Mr Chandra's Zee group, which owns the largest Indian-owned cable TV network, will collaborate with Mr McCaw's Bellevue, Washington, based Teledesic to turn ICO Global around. The Wilmington, Delaware, court which has been trying the ICO Global bankruptcy case, has initiated the financial arrangement under which the two acquirers will come together to lead the revival plan. The court has given its approval for a $500-million revival package.

Mr McCaw will bring in 62 per cent of the funds required through lead financing, and Mr Chandra will provide the balance 38 per cent as equity to enable ICO Global to come out of its bankruptcy proceedings. The McCaw-Chandra alliance will receive 74 per cent of ICO's restructured equity. The balance 26 per cent will be distributed among the company's creditors and its current shareholders.

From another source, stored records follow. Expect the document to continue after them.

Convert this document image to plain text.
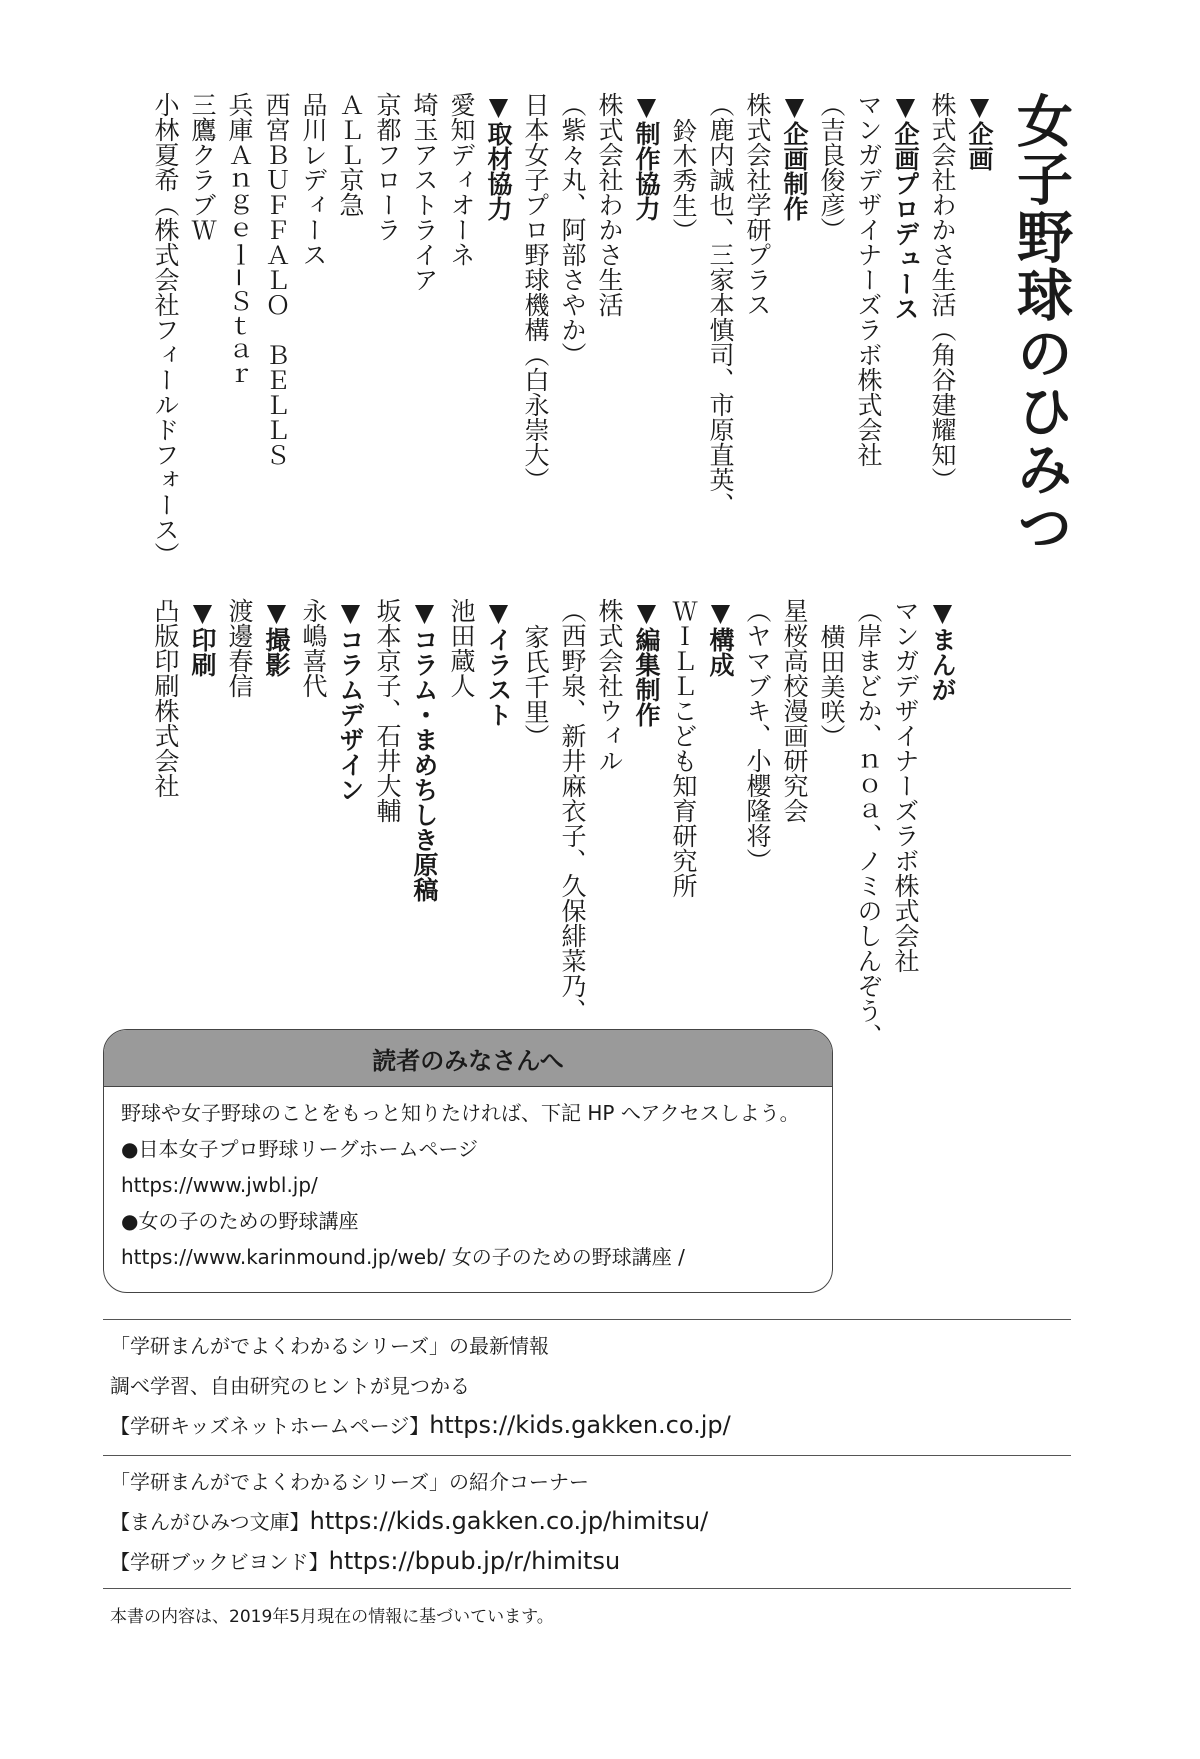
女子野球のひみつ
▼企画
株式会社わかさ生活（角谷建耀知）
▼企画プロデュース
マンガデザイナーズラボ株式会社
（吉良俊彦）
▼企画制作
株式会社学研プラス
（鹿内誠也、三家本慎司、市原直英、
鈴木秀生）
▼制作協力
株式会社わかさ生活
（紫々丸、阿部さやか）
日本女子プロ野球機構（白永崇大）
▼取材協力
愛知ディオーネ
埼玉アストライア
京都フローラ
ＡＬＬ京急
品川レディース
西宮ＢＵＦＦＡＬＯ　ＢＥＬＬＳ
兵庫Ａｎｇｅｌ−Ｓｔａｒ
三鷹クラブＷ
小林夏希（株式会社フィールドフォース）
▼まんが
マンガデザイナーズラボ株式会社
（岸まどか、ｎｏａ、ノミのしんぞう、
横田美咲）
星桜高校漫画研究会
（ヤマブキ、小櫻隆将）
▼構成
ＷＩＬＬこども知育研究所
▼編集制作
株式会社ウィル
（西野泉、新井麻衣子、久保緋菜乃、
家氏千里）
▼イラスト
池田蔵人
▼コラム・まめちしき原稿
坂本京子、石井大輔
▼コラムデザイン
永嶋喜代
▼撮影
渡邊春信
▼印刷
凸版印刷株式会社
読者のみなさんへ
野球や女子野球のことをもっと知りたければ、下記 HP へアクセスしよう。
●日本女子プロ野球リーグホームページ
https://www.jwbl.jp/
●女の子のための野球講座
https://www.karinmound.jp/web/ 女の子のための野球講座 /
「学研まんがでよくわかるシリーズ」の最新情報
調べ学習、自由研究のヒントが見つかる
【学研キッズネットホームページ】https://kids.gakken.co.jp/
「学研まんがでよくわかるシリーズ」の紹介コーナー
【まんがひみつ文庫】https://kids.gakken.co.jp/himitsu/
【学研ブックビヨンド】https://bpub.jp/r/himitsu
本書の内容は、2019年5月現在の情報に基づいています。
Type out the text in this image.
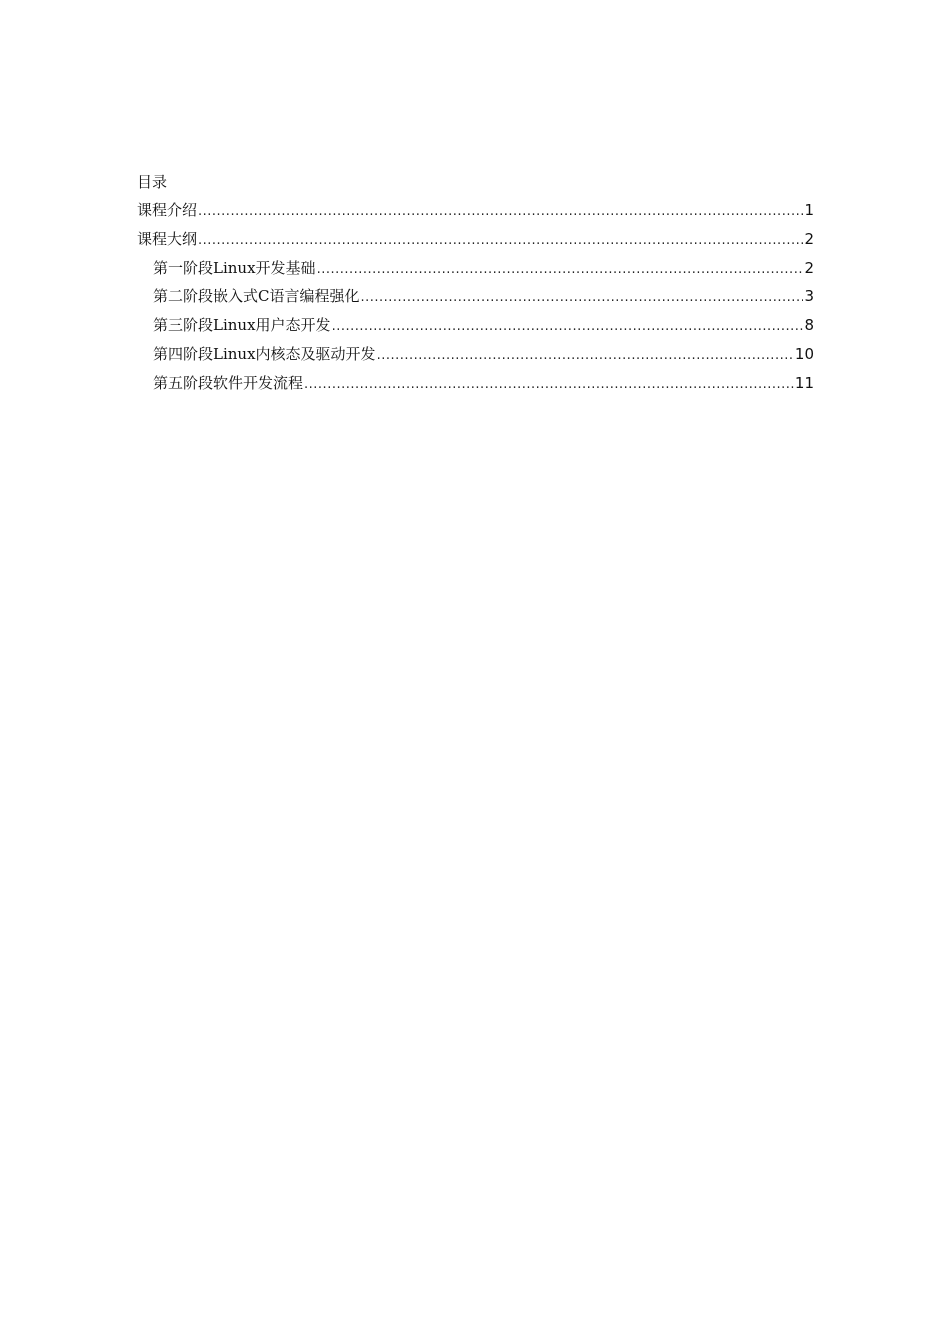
目录
课程介绍 .....	1
课程大纲 .....	2
第一阶段 Linux开发基础 .....	2
第二阶段 嵌入式C语言编程强化 .....	3
第三阶段 Linux用户态开发 .....	8
第四阶段 Linux内核态及驱动开发 .....	10
第五阶段 软件开发流程 .....	11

Mr Chandra is expected to route his funds for ICO through his Indian satellite company, Asian Satellite Communications, which itself is into an ambitious $140 million satellite programme of its own -- the Agrani project. He is understood to be raising his portion of the package worth $190 million through a consortium of India-based investors, including bankers, heads of financial institutions and fund managers.

Mr Chandra had earlier bid for 74 per cent of ICO Global's equity for $1.2 billion while Mr McCaw had bid for 80 per cent for the same amount. There were reports that Mr McCaw's offer would be accepted.